Indonesia is poised to overtake Thailand as Southeast Asia’s biggest car market for the first time since 2011 as the region’s most-populous nation delivers faster economic growth and greater political stability.
When comparing monthly automotive sales for the region’s two biggest markets starting from 2009. Indonesian sales will total about 1.2 million in 2014, versus 1 million in Thailand, said Tim Zimmerman, the Singapore-based president of Southeast Asia operations for General Motors Co., the world’s second-biggest carmaker. Vehicle sales in Indonesia rose 6.6 percent in the first half, while they slumped 40 percent in Thailand, according to data compiled by Bloomberg.
“Indonesia will obviously take the lead this year and it remains to be seen to which level the Thai market will recover,” Zimmerman said.

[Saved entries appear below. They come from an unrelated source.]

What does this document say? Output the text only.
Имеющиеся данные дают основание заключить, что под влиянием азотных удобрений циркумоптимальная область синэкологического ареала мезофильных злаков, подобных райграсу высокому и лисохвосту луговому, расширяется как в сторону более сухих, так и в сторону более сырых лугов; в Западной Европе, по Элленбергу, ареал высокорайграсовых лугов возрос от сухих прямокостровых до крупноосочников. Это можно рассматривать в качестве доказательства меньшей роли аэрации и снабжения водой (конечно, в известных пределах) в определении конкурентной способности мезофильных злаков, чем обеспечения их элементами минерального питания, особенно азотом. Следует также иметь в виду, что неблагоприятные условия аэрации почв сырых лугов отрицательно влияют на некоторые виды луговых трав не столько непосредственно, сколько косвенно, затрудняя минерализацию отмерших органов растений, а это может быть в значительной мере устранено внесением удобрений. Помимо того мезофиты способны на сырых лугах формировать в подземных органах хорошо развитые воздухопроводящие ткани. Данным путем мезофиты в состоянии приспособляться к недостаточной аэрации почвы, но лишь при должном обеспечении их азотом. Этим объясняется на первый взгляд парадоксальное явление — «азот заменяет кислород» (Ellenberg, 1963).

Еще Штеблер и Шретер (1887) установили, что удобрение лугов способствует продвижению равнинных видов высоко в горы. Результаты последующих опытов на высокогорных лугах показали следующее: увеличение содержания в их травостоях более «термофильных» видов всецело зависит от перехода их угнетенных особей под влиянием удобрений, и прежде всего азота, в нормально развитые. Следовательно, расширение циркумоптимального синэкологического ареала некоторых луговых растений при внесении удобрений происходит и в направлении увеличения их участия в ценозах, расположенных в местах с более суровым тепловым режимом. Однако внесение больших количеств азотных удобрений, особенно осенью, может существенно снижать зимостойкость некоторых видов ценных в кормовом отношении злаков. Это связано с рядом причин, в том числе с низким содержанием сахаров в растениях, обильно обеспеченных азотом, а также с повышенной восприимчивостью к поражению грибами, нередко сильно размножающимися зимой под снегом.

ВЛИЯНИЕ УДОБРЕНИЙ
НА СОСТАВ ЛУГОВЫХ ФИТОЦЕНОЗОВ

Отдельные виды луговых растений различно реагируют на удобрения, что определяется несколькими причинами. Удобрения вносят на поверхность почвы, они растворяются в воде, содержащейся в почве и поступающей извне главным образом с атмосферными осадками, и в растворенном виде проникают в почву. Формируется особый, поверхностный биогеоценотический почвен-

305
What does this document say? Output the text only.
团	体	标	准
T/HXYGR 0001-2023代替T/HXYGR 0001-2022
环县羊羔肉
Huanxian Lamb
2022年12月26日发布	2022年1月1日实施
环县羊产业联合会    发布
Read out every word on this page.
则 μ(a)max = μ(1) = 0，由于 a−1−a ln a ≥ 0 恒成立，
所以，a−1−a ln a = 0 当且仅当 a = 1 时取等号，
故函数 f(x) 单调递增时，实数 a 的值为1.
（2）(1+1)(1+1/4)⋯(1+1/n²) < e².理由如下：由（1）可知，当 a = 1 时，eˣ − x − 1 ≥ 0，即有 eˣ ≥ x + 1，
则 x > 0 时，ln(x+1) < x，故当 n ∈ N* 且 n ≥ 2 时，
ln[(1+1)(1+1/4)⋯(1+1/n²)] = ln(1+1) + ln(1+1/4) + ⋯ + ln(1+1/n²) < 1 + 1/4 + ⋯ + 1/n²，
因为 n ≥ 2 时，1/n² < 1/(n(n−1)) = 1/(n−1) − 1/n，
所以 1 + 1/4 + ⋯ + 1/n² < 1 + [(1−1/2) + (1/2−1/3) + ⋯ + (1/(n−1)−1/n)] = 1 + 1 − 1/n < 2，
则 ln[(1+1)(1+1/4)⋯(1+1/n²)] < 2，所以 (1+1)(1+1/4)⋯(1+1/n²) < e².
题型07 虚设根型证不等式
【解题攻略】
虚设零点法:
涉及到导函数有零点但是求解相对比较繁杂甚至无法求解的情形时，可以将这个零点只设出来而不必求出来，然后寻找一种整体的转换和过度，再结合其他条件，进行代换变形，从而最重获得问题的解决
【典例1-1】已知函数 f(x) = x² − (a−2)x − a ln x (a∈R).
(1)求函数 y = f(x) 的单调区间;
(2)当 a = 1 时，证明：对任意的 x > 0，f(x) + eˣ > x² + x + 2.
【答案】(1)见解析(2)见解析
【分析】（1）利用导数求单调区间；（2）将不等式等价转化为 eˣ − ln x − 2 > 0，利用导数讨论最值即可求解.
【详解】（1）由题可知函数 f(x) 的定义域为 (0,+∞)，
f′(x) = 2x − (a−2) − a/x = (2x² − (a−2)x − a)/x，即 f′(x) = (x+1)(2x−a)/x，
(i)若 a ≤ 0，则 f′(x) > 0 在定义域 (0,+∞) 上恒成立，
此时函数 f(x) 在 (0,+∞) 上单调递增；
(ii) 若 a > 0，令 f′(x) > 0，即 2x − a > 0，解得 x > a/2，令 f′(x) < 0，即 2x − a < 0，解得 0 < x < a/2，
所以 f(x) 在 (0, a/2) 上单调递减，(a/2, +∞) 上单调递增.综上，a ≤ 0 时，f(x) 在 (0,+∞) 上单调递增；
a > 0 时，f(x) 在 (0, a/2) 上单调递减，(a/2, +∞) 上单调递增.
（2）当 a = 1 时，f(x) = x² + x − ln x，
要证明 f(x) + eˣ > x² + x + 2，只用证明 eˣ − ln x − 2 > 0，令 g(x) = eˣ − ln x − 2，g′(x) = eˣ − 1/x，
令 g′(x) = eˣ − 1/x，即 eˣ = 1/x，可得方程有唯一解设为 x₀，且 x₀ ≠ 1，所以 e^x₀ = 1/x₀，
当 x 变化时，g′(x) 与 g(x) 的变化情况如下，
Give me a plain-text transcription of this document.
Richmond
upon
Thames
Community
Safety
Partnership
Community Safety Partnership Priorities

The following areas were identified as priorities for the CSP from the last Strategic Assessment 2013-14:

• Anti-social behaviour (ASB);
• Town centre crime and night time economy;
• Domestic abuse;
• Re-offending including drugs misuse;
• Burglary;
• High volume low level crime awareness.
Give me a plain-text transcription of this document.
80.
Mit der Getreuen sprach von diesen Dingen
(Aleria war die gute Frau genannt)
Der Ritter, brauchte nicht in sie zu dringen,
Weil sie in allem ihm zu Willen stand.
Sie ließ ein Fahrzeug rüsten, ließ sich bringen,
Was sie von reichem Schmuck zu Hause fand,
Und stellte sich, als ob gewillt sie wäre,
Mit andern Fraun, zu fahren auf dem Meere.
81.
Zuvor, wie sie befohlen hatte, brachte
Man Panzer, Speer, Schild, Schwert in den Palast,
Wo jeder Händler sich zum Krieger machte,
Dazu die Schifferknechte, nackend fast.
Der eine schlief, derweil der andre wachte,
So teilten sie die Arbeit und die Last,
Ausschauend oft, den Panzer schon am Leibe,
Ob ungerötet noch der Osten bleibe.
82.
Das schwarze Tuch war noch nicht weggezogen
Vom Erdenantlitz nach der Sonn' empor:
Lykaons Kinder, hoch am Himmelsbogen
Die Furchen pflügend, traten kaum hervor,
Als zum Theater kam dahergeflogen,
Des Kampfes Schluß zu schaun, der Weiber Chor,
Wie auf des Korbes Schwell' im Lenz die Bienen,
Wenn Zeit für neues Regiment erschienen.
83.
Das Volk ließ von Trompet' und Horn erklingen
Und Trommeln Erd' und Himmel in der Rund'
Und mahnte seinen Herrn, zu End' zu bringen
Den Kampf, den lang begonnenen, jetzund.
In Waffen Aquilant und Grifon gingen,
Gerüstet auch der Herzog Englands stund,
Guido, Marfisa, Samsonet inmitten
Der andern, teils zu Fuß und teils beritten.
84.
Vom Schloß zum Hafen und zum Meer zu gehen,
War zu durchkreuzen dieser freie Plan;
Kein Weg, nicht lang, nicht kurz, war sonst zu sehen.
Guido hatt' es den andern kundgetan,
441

Sales have dropped in Thailand during the past year as anti-government protests that led to a coup on May 22 helped send the economy close to recession. Indonesia’s market is expanding, with consumer confidence at a 20-month high amid optimism President-elect Joko Widodo will boost growth in the nation of about 254 million people.
While average 2013 incomes in Indonesia of $9,559 were about 30 percent below those of Thailand in 2013, the 34 percent growth since 2008 in Indonesia was 12 percentage points faster. The country’s economy expanded 5.17 percent in the first half of 2014, versus 0.1 percent for Thailand.
Indonesia will also become a “major threat” to Thailand as the region’s car manufacturing hub because of the former country’s size and calmer politics, said Ong-arj Pongkijworasin, chairman of an association of Thai automakers. Auto output in Thailand dropped 29 percent in the first half, while production rose 15 percent in Indonesia.